If you’re already exhausted by the thought, be comforted by the fact that it starts small. Monday’s opener was mostly spent establishing Alex Godman (James Norton) as an upstanding citizen. Alex is the England-educated scion of a Russian mafia family who were driven out of business and Moscow by a rival, Vadim Kalyagin, and who now live in exile in London.

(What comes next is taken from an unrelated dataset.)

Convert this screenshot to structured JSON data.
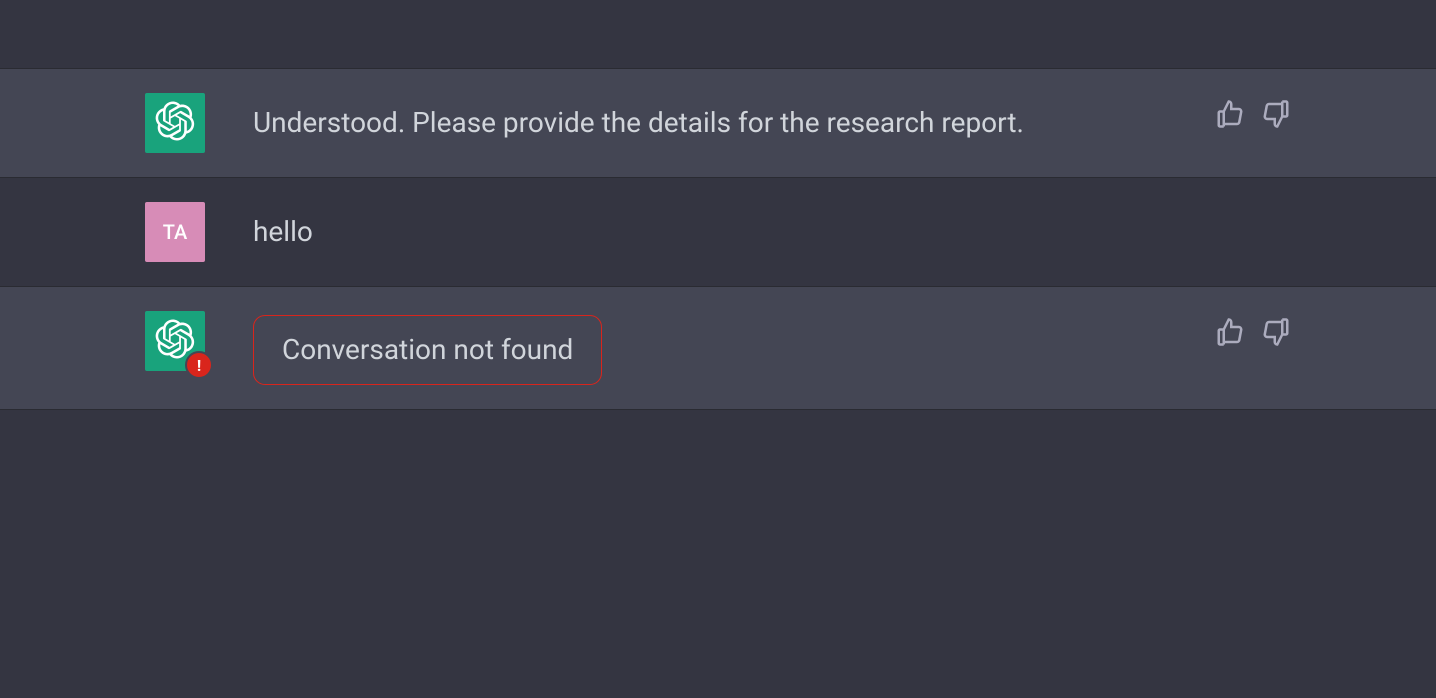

Alex has tried to escape his family ties by going into business as an emerging markets fund manager without using any of his Godman connections or money, but unfortunately someone circulates false rumours that he, like, totally has, and his investors start to desert.

Far be it from me to suggest that what follows could all have been avoided if he’d gone into teaching rather than investment banking, or opened a teashop in Devon, but he didn’t and there’s nothing we can do about that now, so – onward.

It turns out that Alex’s beloved uncle Boris has been spreading the rumours in the hope of encouraging his nephew to return to the family fold. Boris has an Israeli friend, Semiyon Kleiman, who is terrifically keen to launder £100m in “shipping” proceeds (I think this means heroin-shifting) through Alex’s firm.

It also turns out that Boris has tried to assassinate Vadim Kalyagin. And failed. Thus you would be looking a long time at Boris before you were reminded of a sunny optimist. And even longer once the opening episode hits the third act and Boris gets a caviar knife to the throat and other important arterial locations.

Alex is present at the murder and barely escapes with his own life. Later, instead of an exhaustive search through the classifieds for Devonshire teashops in need of new management, he watches his aged father lie in bed grief- and guilt-stricken at not having protected his little brother better, and then goes in search of Semiyon Kleiman, in case he knows anything about the murder of Boris. Semiyon says it was Vadim, and that Alex must go and have an elliptical conversation with him in Versailles because there is a Hall of Peace and a Hall of War there and it will enable Vadim to do a right good metaphor when they have finished ellipting. Once Alex has convinced Vadim he just wants to have a quiet, Englishy life and is not set on vengeance – oh no, heaven forfend – then he can return to Semiyon and they will plot his revenge.

I mean. Well. As Miss Jean Brodie says, for those who like this kind of thing, this is the kind of thing they like. It’s beautifully put together, the script is a cut above average, and there is a sense of much more power and energy waiting to be unleashed that may well be enough to carry viewers across eight episodes, Europe and most of the Middle East. Whether any of us can cope mentally with being shown what a web of irredeemable mass corruption the world is, I don’t know. Before we’re too many episodes in, we will be like the creatures on Animal Farm, looking from corporations to criminals and back again, unable to tell which is which, and there is surely only so much truth we can take from our domestic entertainments, given the emotionally pulverised state in which most of us are entering 2018.

If it all gets too much, you can always focus on the rumour – unsupported by any evidence as far as I can tell, except that it contains a scene with him in a dinner jacket – that McMafia also functions as an audition for James Norton to become the next James Bond. But don’t get too excited, about anything – it was hope that nearly killed us last year, remember?